Besides Julia Seidel's achievements, ESO is also happy to have played a part in the careers of other distinguished scientists having been awarded well-deserved recognitions in this year's prizes of the Europan Astronomical Society.

  • The Tycho Brahe medal, awarded in recognition of the development or exploitation of European instruments, was awarded to the Swiss astrophysicist Francesco Pepe (University of Geneva, Switzerland) for the development and exploitation of ultra-stable high-resolution spectrographs which revolutionised the detection and characterisation of small-mass exoplanets, among them HARPS and NIRPS at the La Silla observatory and ESPRESSO at Paranal observatory.

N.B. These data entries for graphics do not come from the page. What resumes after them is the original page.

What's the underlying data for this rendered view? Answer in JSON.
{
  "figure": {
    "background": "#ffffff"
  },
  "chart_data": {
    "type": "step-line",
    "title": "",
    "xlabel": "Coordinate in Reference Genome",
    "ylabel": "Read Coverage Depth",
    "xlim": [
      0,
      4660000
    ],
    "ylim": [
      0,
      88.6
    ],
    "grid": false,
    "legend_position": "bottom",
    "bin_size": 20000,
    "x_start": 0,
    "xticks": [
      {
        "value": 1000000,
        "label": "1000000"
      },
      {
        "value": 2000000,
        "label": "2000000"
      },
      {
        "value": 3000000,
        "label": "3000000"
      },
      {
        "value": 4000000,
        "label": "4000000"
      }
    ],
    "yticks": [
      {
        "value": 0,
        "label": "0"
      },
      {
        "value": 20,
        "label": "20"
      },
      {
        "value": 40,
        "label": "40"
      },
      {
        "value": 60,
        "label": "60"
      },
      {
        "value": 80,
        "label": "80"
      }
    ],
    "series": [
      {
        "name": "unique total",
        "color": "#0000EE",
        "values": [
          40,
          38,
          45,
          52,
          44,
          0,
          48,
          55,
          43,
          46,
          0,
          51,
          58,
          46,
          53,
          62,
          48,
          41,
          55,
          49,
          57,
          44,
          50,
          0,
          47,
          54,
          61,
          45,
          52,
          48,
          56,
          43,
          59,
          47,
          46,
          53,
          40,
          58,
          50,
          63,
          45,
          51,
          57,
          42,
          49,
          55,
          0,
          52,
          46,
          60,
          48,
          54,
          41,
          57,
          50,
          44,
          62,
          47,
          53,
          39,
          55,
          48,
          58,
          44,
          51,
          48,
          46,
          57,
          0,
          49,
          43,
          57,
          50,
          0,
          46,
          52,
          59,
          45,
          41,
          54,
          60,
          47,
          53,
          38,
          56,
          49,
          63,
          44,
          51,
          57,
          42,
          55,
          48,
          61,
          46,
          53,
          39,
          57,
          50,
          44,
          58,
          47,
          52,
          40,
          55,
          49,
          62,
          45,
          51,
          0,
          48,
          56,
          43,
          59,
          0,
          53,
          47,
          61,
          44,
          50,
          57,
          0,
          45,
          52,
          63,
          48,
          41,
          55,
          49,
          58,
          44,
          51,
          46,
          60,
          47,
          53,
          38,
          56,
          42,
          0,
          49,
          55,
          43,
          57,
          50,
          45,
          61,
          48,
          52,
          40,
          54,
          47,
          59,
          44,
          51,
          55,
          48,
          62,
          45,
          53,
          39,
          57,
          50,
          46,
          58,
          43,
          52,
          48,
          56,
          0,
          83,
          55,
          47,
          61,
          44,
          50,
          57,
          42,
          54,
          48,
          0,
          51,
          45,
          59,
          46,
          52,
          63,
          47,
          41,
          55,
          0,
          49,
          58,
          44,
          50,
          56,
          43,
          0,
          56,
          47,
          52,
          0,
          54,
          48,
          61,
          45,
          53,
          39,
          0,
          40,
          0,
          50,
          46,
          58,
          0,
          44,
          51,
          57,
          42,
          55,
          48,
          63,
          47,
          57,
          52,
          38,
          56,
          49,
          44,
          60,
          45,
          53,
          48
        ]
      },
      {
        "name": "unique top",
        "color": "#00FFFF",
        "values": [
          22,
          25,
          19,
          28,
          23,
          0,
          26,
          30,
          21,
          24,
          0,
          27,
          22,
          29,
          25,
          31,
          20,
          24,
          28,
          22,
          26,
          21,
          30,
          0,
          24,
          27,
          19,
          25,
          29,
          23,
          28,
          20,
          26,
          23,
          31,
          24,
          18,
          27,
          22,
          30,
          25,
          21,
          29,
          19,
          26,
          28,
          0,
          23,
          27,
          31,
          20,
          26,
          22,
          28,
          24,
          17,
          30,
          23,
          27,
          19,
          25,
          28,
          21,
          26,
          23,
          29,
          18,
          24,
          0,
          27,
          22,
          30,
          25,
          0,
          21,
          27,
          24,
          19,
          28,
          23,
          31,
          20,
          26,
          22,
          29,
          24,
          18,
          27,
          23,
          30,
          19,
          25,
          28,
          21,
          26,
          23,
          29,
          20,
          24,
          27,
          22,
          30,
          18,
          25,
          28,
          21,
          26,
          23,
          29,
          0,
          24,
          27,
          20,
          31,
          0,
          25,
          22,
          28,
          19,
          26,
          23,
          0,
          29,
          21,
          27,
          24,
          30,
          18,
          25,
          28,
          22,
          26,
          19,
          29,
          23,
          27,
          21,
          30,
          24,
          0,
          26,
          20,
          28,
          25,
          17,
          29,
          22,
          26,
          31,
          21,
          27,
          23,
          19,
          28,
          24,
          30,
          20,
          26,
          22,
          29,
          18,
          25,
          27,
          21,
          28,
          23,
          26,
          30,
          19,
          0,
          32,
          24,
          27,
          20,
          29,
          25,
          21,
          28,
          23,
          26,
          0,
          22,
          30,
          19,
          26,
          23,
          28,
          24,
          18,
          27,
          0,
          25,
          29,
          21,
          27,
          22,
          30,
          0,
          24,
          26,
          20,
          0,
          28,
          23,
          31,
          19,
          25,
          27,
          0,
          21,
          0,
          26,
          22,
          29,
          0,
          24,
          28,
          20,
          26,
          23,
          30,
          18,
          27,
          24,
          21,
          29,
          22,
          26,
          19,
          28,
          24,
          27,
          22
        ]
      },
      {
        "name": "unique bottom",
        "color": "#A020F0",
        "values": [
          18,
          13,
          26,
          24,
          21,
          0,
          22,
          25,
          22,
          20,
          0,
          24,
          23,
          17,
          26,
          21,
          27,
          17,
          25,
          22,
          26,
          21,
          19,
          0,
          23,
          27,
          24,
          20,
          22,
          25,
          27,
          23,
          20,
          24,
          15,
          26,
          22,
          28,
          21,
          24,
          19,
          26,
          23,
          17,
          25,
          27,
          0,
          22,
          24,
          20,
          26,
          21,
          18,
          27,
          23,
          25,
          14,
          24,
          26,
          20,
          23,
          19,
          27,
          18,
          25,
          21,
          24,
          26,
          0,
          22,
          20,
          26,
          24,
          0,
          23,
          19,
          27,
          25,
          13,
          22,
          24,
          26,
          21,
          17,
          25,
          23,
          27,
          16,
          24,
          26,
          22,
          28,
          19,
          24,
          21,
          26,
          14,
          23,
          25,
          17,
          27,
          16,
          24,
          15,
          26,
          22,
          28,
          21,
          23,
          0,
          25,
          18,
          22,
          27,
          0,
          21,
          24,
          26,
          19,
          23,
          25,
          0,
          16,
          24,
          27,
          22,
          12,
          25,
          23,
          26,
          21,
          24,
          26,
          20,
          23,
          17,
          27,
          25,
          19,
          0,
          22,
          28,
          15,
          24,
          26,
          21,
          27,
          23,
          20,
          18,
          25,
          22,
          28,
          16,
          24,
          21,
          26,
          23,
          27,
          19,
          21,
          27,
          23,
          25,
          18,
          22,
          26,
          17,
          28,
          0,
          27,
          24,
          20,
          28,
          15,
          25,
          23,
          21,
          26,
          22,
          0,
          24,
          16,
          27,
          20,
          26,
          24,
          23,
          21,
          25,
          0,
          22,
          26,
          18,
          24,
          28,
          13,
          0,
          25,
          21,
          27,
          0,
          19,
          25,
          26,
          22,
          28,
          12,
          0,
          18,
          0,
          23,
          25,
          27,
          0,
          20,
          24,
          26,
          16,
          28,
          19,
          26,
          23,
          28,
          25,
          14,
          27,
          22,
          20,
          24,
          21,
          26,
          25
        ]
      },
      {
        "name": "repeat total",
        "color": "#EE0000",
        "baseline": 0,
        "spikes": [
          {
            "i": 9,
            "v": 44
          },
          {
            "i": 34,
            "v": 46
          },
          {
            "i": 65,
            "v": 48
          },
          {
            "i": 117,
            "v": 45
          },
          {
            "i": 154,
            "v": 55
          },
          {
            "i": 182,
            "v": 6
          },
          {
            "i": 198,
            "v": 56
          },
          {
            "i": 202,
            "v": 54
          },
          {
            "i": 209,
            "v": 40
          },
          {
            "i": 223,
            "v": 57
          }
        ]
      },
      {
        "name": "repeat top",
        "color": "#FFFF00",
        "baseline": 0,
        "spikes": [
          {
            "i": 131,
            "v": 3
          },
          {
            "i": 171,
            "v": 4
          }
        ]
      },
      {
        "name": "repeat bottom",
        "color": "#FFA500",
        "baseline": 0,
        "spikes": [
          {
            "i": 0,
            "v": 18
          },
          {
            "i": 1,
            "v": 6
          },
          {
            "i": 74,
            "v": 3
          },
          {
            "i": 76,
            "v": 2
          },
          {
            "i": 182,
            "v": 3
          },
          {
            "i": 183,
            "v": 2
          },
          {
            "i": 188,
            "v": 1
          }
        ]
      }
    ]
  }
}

  • The Lodewijk Woltjer Lecture, honouring astronomers of outstanding scientific distinction, was awarded to Roland Bacon (CRAL/CNRS/ENS de Lyon/Claude Bernard Lyon 1 University, France) for the development of integral field spectroscopy as a core technique in observational astrophysics and its application to a wide range of problems, in particular galaxy evolution, in which the VLT integral field spectrograph MUSE is playing an outstanding role.
  • And last but not least, the Fritz Zwicky Prize for Astrophysics and Cosmology, awarded biennially by the European Astronomical Society on behalf of the Fritz Zwicky Foundation to recognize scientists who have obtained fundamental and outstanding results related to astrophysics and cosmology, was awarded to former ESO Director General Catherine Cesarsky (CEA Saclay, France) for outstanding contributions to the understanding of the evolution of galaxies via space infrared observations and for her leadership in shaping the observational infrastructure of contemporary astronomy.